Entscheidende nächste Schritte
Die nächsten Schritte im Hinblick auf die nächste Saison sind von noch grösserer Bedeutung, sie werden die Weichen für die unmittelbare Zukunft stellen. Das Reglement schreibt dannzumal für die folgenden drei Jahre die Einstellung der Entwicklungsarbeiten auf Antriebsseite vor. Ab der nächsten Saison ist in der Formel 1 zudem der sogenannte E10-Kraftstoff Vorschrift. Das «E» bedeutet Ethanol, die «10» den Prozent-Anteil der durch alkoholische Gärung gewonnenen Substanz, die dem Benzin beigemischt wird.
Mit der Zukunft mag sich Leclerc noch nicht beschäftigen. Für ihn zählt die Gegenwart, die mit je zwei vierten und sechsten Rängen in den ersten vier Formel-1-Rennen der Saison vielversprechend begonnen hat.
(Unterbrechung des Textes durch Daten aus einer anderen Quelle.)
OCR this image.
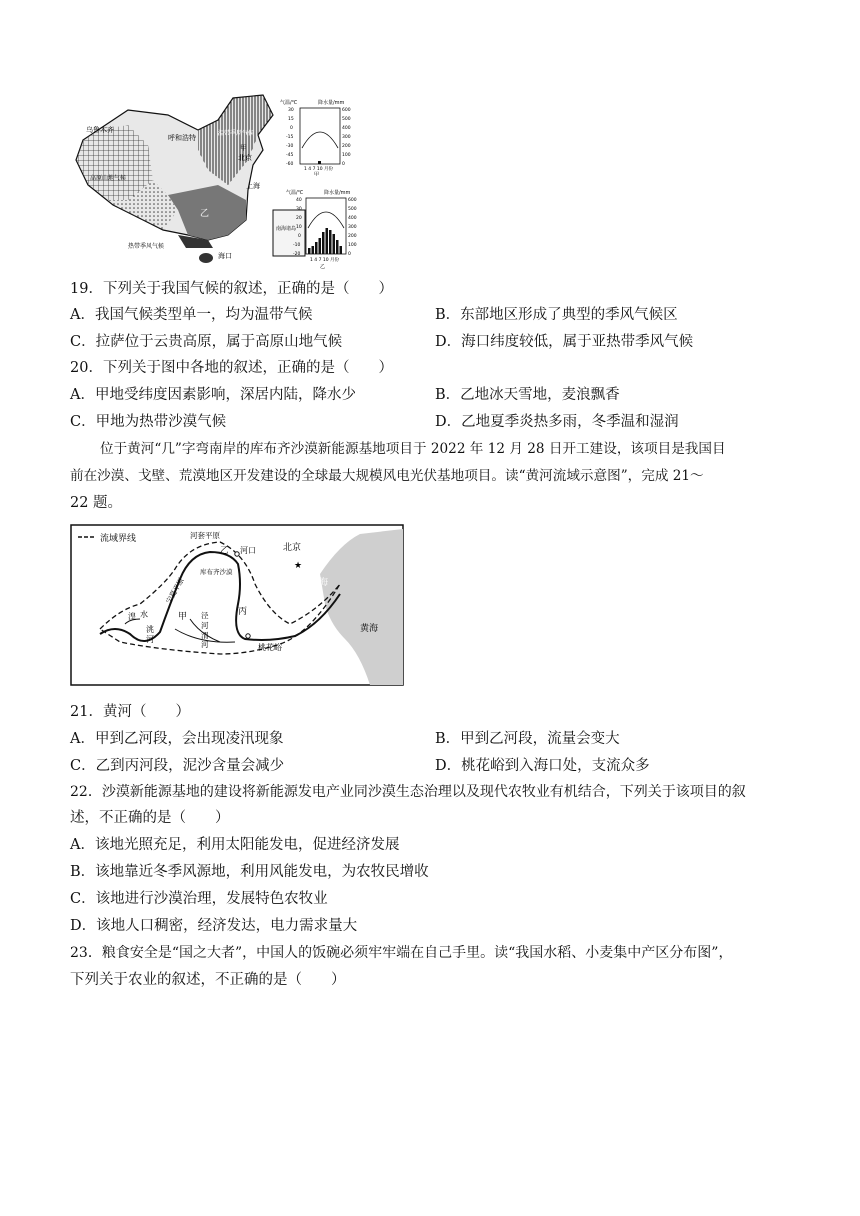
乌鲁木齐
呼和浩特
温带季风气候
甲
北京
高原山地气候
上海
乙
热带季风气候
海口
南海诸岛
气温/℃	降水量/mm
30
15
0
-15
-30
-45
-60
600
500
400
300
200
100
0
1 4 7 10 月份
甲
气温/℃	降水量/mm
40
30
20
10
0
-10
-20
600
500
400
300
200
100
0
1 4 7 10 月份
乙
19．下列关于我国气候的叙述，正确的是（　　）
A．我国气候类型单一，均为温带气候	B．东部地区形成了典型的季风气候区
C．拉萨位于云贵高原，属于高原山地气候	D．海口纬度较低，属于亚热带季风气候
20．下列关于图中各地的叙述，正确的是（　　）
A．甲地受纬度因素影响，深居内陆，降水少	B．乙地冰天雪地，麦浪飘香
C．甲地为热带沙漠气候	D．乙地夏季炎热多雨，冬季温和湿润
位于黄河“几”字弯南岸的库布齐沙漠新能源基地项目于 2022 年 12 月 28 日开工建设，该项目是我国目
前在沙漠、戈壁、荒漠地区开发建设的全球最大规模风电光伏基地项目。读“黄河流域示意图”，完成 21～
22 题。
流域界线	河套平原
乙 河口	北京
★
库布齐沙漠
宁夏平原	渤海
湟 水	甲 泾
河
丙
洮
河	渭
河
黄海
桃花峪
21．黄河（　　）
A．甲到乙河段，会出现凌汛现象	B．甲到乙河段，流量会变大
C．乙到丙河段，泥沙含量会减少	D．桃花峪到入海口处，支流众多
22．沙漠新能源基地的建设将新能源发电产业同沙漠生态治理以及现代农牧业有机结合，下列关于该项目的叙
述，不正确的是（　　）
A．该地光照充足，利用太阳能发电，促进经济发展
B．该地靠近冬季风源地，利用风能发电，为农牧民增收
C．该地进行沙漠治理，发展特色农牧业
D．该地人口稠密，经济发达，电力需求量大
23．粮食安全是“国之大者”，中国人的饭碗必须牢牢端在自己手里。读“我国水稻、小麦集中产区分布图”，
下列关于农业的叙述，不正确的是（　　）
In der WM-Wertung liegt er an fünfter Stelle, zusammen mit seinem neuen Teamkollegen, dem Spanier Carlos Sainz, hat er dafür gesorgt, dass Ferrari wieder dritte Kraft in der Formel 1 werden kann.
Für die Fortsetzung der guten Ergebnisse braucht Leclerc in Monaco (auch) das Glück, das ihm bei seinen bisherigen zwei Starts im Heimrennen gefehlt hat. Vor drei Jahren schied er als Fahrer des Teams Alfa Romeo Sauber nach einer Kollision mit dem Deutschen Nico Hülkenberg im Renault aus, zwölf Monate später endete seine Fahrt mit einem Unfall. Wegen Bremsversagens war er mit hoher Geschwindigkeit ins Heck des Toro Rosso mit dem Neuseeländer Brendon Hartley geprallt.
Eine Klassierung unter den ersten zehn muss es diesmal im Minimum sein. Wenn es Leclerc gelingt, es Landsmann Chiron gleichzutun, umso besser.